4 Ways to Teach Metta to Kids

With the present state of the world, and all its sadness and violence presented to us by the media, it is our responsibility now, to teach our children peace. Peace comes from love and the only thing we have to use against the worlds devastation. Practicing Metta with children teaches respect, understanding, kindness, compassion, harmlessness (ahimsa) and sympathy.  Metta imparts in children a sense of giving and the inner strength to help others in times that may seem helpless.

Derived from the ancient Pali scriptures, Metta Meditation is a philosophy and practise of universal loving and kindness. It is described in Buddhism to mean an absence of hatred and hostility, not just to people of goodwill, but to every living being. It is traditionally taught in meditation where one breathes out and chants heart felt wishes to them self, then to family, friends, teachers, strangers and finally enemies until this positive message has been sent out to the entire universe. On the inhalation the practice is to breathe in all the pain and suffering of others. To imagine yourself in other’s shoes.

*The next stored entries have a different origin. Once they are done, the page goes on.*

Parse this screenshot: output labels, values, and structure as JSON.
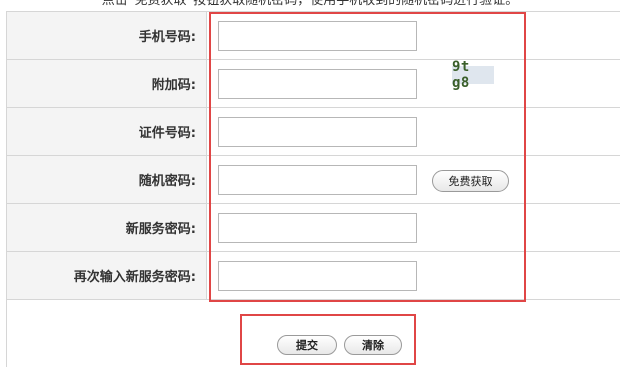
{
  "notice": "点击“免费获取”按钮获取随机密码，使用手机收到的随机密码进行验证。",
  "form": {
    "rows": [
      {
        "label": "手机号码:",
        "value": ""
      },
      {
        "label": "附加码:",
        "value": ""
      },
      {
        "label": "证件号码:",
        "value": ""
      },
      {
        "label": "随机密码:",
        "value": ""
      },
      {
        "label": "新服务密码:",
        "value": ""
      },
      {
        "label": "再次输入新服务密码:",
        "value": ""
      }
    ],
    "captcha_text": "9t g8",
    "get_code_label": "免费获取"
  },
  "buttons": {
    "submit_label": "提交",
    "clear_label": "清除"
  },
  "colors": {
    "highlight_border": "#e04646",
    "label_background": "#f4f4f4"
  }
}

Can you imagine if all children around the world practised this one powerful technique and how differently they would treat themselves, their families and their neighbours. The world would be buzzing with positive love and goodness!

Metta can be sent out to people, pets, trees, rocks, animals. All things that need love and heartfelt thoughts.

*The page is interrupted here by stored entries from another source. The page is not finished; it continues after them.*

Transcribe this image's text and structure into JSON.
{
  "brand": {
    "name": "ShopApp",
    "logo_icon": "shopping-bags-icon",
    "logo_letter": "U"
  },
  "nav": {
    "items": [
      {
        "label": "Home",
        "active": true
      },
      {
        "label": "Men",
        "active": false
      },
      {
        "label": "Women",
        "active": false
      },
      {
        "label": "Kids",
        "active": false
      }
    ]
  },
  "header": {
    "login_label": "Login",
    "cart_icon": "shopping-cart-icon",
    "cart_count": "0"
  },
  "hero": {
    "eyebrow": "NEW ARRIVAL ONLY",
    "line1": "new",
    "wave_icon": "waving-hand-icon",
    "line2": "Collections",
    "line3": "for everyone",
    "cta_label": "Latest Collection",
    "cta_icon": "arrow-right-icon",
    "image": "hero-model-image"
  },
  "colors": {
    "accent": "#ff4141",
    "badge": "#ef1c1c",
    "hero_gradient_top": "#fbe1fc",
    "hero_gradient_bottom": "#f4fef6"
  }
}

Here are 4 ways you can teach Metta to children.

Metta Meditation

  1. Provide a safe, quiet space, free from distraction. Outside in nature, a breathing room or a yoga mat and sit together in a comfortable seated position.
  2. Sit opposite each other and hold hands.
  3. Close your eyes and take three deep breathes together saying “Metta” on each exhalation. To set the intentions of your meditation.
  4. Now encourage your little one to imagine their heart and the face in their heart, smiling and happy is a reflection of themselves.
  5. Say together these four chants:
    “May you be happy,”
    “May you be Healthy,”
    “May you be safe,”
    “May you be peaceful and at ease.”
  6. On your next round, ask your child to imagine their family in their heart, with all their smiling faces and happiness.
  7. Repeat the chants again, sending them to your family.
  8. Repeat this action until you are imagining the whole world and universe in your heart, healthy and peaceful, whilst you chant the wishes and sending love.

Metta Art Activity

  1. After the meditation have a discussion with your children about what they visualised in their heart. Ask them how they felt after and if they were to draw or paint it, what would it look like.
  2. Provide a yoga journal or art paper along with art supplies such as pencil, oil pastels, water colours.
  3. Encourage artistic flow, including visualisations of people, animals, faces, smiles, symbols to be created and expressed onto the paper.
  4. This art will be a reminder for your next Metta practice of how good it felt to send out loving kindness and feel compassion.

Flowing River Meditation

  1. Find a peaceful place down by a river or stream.
  2. Have a basket of treasures collected from nature that float, or pre-made paper lanterns.
  3. Connect with your breath to bring yourselves into the present moment.
  4. Inhale “Metta”, exhale “Metta” 3x
  5. Inhale whilst thinking about yourself and your open heart and as you breathe out float a leaf or lantern and watch it go with the flow of the river saying the four chants from the Meta Meditation.
  6. Next Inhale whilst visualising your loved ones, exhale release another treasure or lantern down the stream chanting.
  7. Continue on with the ritual until you have inhaled the entire universes pain and exhaled all the love in your heart and sent it down the stream.
  8. Chants can be said silently or aloud, however you feel comfortable.

Metta Flags

  1. Using scraps of plain cotton material cut into flag shapes or squares and fabric markers or fabric paint, create your Metta flags by painting the four chants and pictures of friends, families, pets, children from around the world and the earth herself.
  2. Hang the flags in the space you practice Metta Meditation as a reminder of the chants for your next meditation practice.

And Remember:

Lokah samasta sukhino bhavantu” – May all beings everywhere be happy and free, and may the thoughts, words, and actions of my own life contribute in some way to that happiness and to that freedom for all.


In loving Kindness

Rainbow Pammy.

Rainbow Pammy
Rainbow Pammy is a certfied Ashtanga Yoga Instructor and children’s development specialist with over 20 years experience as a qualifed child care worker, teacher’s aide and mother. She developed Rainbow Yogis by taking her years of experience working with children, a love of the environment, plus a lifelong obsession with yoga and smooshing it all together!